Pavel Pervushin Vladimirovich

Personal information
- Born: 5 September 1947 Ramenye, Syamzhensky District, Vologda Oblast, RSFSR, Soviet Union
- Died: 24 September 2022 (aged 75)

Sport
- Sport: Weightlifting
- Coached by: Fyodor Bogdanovsky

Medal record
Representing the Soviet Union
World Weightlifting Championships
| Gold medal – first place | 1973 Havana | -110 kg |
European Weightlifting Championships
| Gold medal – first place | 1973 Madrid | -110 kg |

= Pavel Pervushin =

Soviet weightlifter (1947–2022)

Pavel Vladimirovich Pervushin (Павел Владимирович Первушин, 5 September 1947 – 24 September 2022) was a Soviet heavyweight weightlifter.
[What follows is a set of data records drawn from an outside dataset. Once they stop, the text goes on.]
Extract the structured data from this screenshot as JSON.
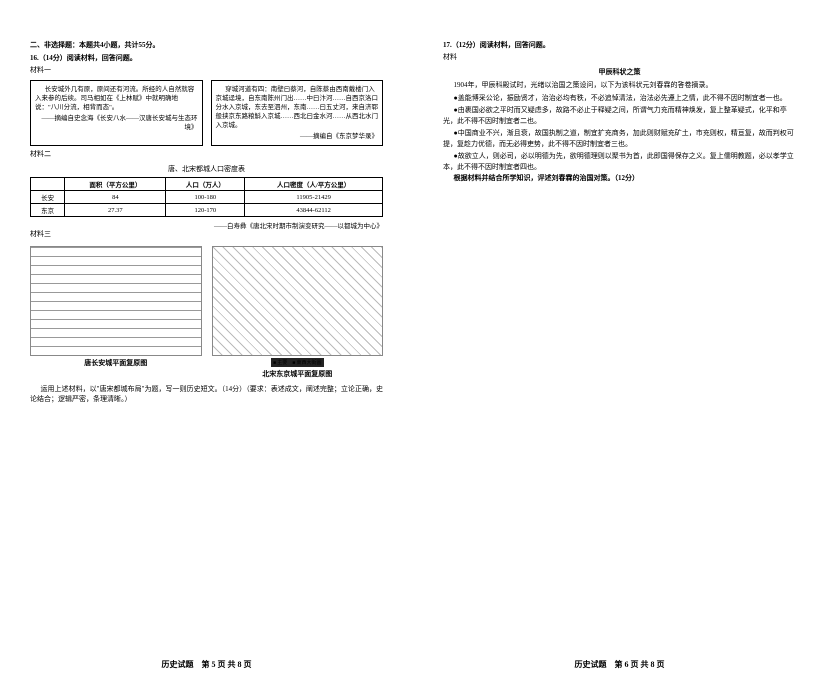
{
  "p1": {
    "section_heading": "二、非选择题：本题共4小题，共计55分。",
    "q16_head": "16.（14分）阅读材料，回答问题。",
    "mat1_label": "材料一",
    "box_left": "长安城外几有原，原间还有河流。所经的人自然就容入来参的后续。司马相如在《上林赋》中就明确地说：\"八川分流，相背而态\"。",
    "box_left_cite": "——摘编自史念海《长安八水——汉唐长安城与生态环境》",
    "box_right": "穿城河道有四：南壁曰蔡河，自陈蔡由西南戴楼门入京城迳境，自东南陈州门出……中曰汴河……自西京洛口分水入京城，东去至泗州，东南……曰五丈河，来自济郓般挟京东路粮斛入京城……西北曰金水河……从西北水门入京城。",
    "box_right_cite": "——摘编自《东京梦华录》",
    "mat2_label": "材料二",
    "table_title": "唐、北宋都城人口密度表",
    "th1": "面积（平方公里）",
    "th2": "人口（万人）",
    "th3": "人口密度（人/平方公里）",
    "r1c0": "长安",
    "r1c1": "84",
    "r1c2": "100-180",
    "r1c3": "11905-21429",
    "r2c0": "东京",
    "r2c1": "27.37",
    "r2c2": "120-170",
    "r2c3": "43844-62112",
    "table_cite": "——白寿彝《唐北宋时期市制演变研究——以都城为中心》",
    "mat3_label": "材料三",
    "map1_cap": "唐长安城平面复原图",
    "map2_cap": "北宋东京城平面复原图",
    "legend": "■ 主要　■ 東西大街圖",
    "q16_task": "运用上述材料，以\"唐宋都城布局\"为题，写一则历史短文。（14分）（要求：表述成文，阐述完整；立论正确，史论结合；逻辑严密，条理清晰。）",
    "footer1": "历史试题　第 5 页 共 8 页"
  },
  "p2": {
    "q17_head": "17.（12分）阅读材料，回答问题。",
    "mat_label": "材料",
    "title": "甲辰科状之策",
    "intro": "1904年，甲辰科殿试时，光绪以治国之策设问，以下为该科状元刘春霖的答卷摘录。",
    "b1": "●盖能博采公论，振励贤才，治治必均有秩，不必追悼清法，治法必先遵上之情，此不得不因时制宜者一也。",
    "b2": "●由裹国必欲之平时而又疑虑多，故路不必止于释疑之间，所谓气力充而精神焕发，复上整革疑式，化平和亭光，此不得不因时制宜者二也。",
    "b3": "●中国商业不兴，渐且衰，故国执制之道，制宜扩充商务，加此则财赋充矿土，市充则权，精亘复，故而判权可提，复趁力优德，而无必得吏势，此不得不因时制宜者三也。",
    "b4": "●故欲立人，则必司，必以明德为先，欲明德理则以聚书为首，此即国得保存之义。复上儒明教题，必以孝学立本，此不得不因时制宜者四也。",
    "task": "根据材料并结合所学知识，评述刘春霖的治国对策。（12分）",
    "footer2": "历史试题　第 6 页 共 8 页"
  }
}
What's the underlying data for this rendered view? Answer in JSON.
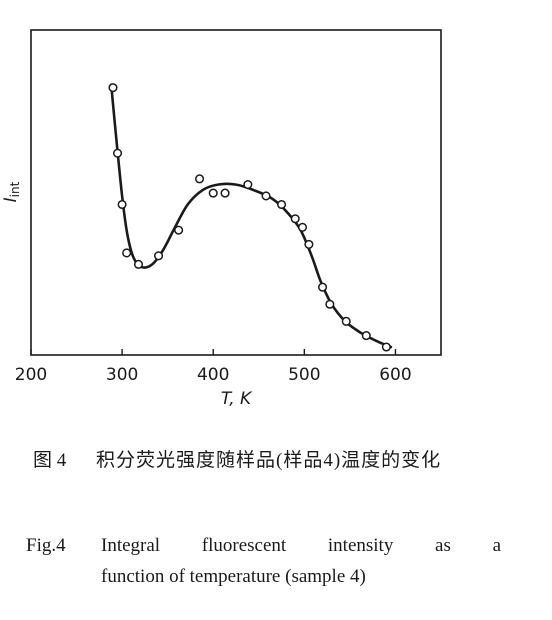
{
  "chart_data": {
    "type": "scatter",
    "xlabel": "T, K",
    "ylabel": "I",
    "ylabel_sub": "int",
    "xlim": [
      200,
      650
    ],
    "ylim": [
      0,
      100
    ],
    "xticks": [
      200,
      300,
      400,
      500,
      600
    ],
    "tick_labels": [
      "200",
      "300",
      "400",
      "500",
      "600"
    ],
    "grid": false,
    "points": [
      {
        "x": 290,
        "y": 91
      },
      {
        "x": 295,
        "y": 68
      },
      {
        "x": 300,
        "y": 50
      },
      {
        "x": 305,
        "y": 33
      },
      {
        "x": 318,
        "y": 29
      },
      {
        "x": 340,
        "y": 32
      },
      {
        "x": 362,
        "y": 41
      },
      {
        "x": 385,
        "y": 59
      },
      {
        "x": 400,
        "y": 54
      },
      {
        "x": 413,
        "y": 54
      },
      {
        "x": 438,
        "y": 57
      },
      {
        "x": 458,
        "y": 53
      },
      {
        "x": 475,
        "y": 50
      },
      {
        "x": 490,
        "y": 45
      },
      {
        "x": 498,
        "y": 42
      },
      {
        "x": 505,
        "y": 36
      },
      {
        "x": 520,
        "y": 21
      },
      {
        "x": 528,
        "y": 15
      },
      {
        "x": 546,
        "y": 9
      },
      {
        "x": 568,
        "y": 4
      },
      {
        "x": 590,
        "y": 0
      }
    ],
    "curve": [
      {
        "x": 288,
        "y": 92
      },
      {
        "x": 294,
        "y": 72
      },
      {
        "x": 300,
        "y": 53
      },
      {
        "x": 306,
        "y": 39
      },
      {
        "x": 313,
        "y": 31
      },
      {
        "x": 322,
        "y": 28
      },
      {
        "x": 333,
        "y": 29
      },
      {
        "x": 345,
        "y": 34
      },
      {
        "x": 358,
        "y": 42
      },
      {
        "x": 372,
        "y": 50
      },
      {
        "x": 388,
        "y": 55
      },
      {
        "x": 405,
        "y": 57
      },
      {
        "x": 425,
        "y": 57
      },
      {
        "x": 445,
        "y": 55
      },
      {
        "x": 465,
        "y": 52
      },
      {
        "x": 482,
        "y": 47
      },
      {
        "x": 496,
        "y": 41
      },
      {
        "x": 508,
        "y": 32
      },
      {
        "x": 518,
        "y": 23
      },
      {
        "x": 530,
        "y": 15
      },
      {
        "x": 545,
        "y": 9
      },
      {
        "x": 562,
        "y": 5
      },
      {
        "x": 580,
        "y": 2
      },
      {
        "x": 595,
        "y": 0
      }
    ]
  },
  "caption_zh": {
    "number": "图 4",
    "text": "积分荧光强度随样品(样品4)温度的变化"
  },
  "caption_en": {
    "number": "Fig.4",
    "line1": "Integral fluorescent intensity as a",
    "line2": "function of temperature (sample 4)"
  }
}
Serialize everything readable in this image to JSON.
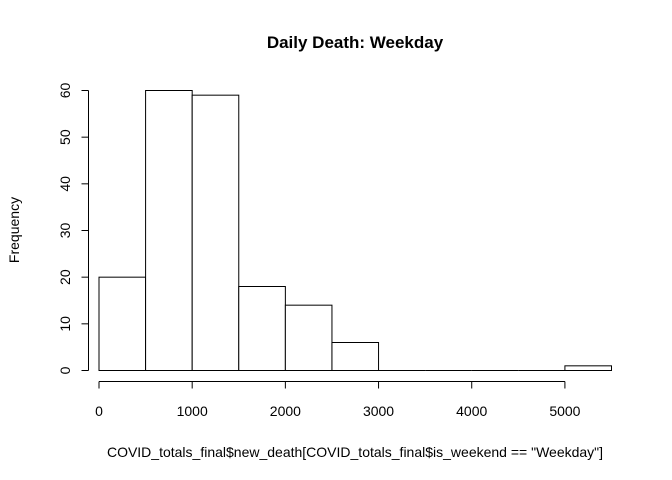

In 1973 he won the Soviet, European and world titles. Between 1971 and 1973 he set 15 ratified world records: nine in the snatch, four in the clean and jerk and two in the total. He was not selected for the 1972 Olympics due to a strong competition within the Soviet team.

Pervushin took up weightlifting in 1964. After the 1973 World Championships he severely injured his wrist allegedly throwing an object possibly stones, but recovered by 1975 when he won the Soviet Cup. He retired after another injury in 1976 and later worked as a sports instructor in several military institutions.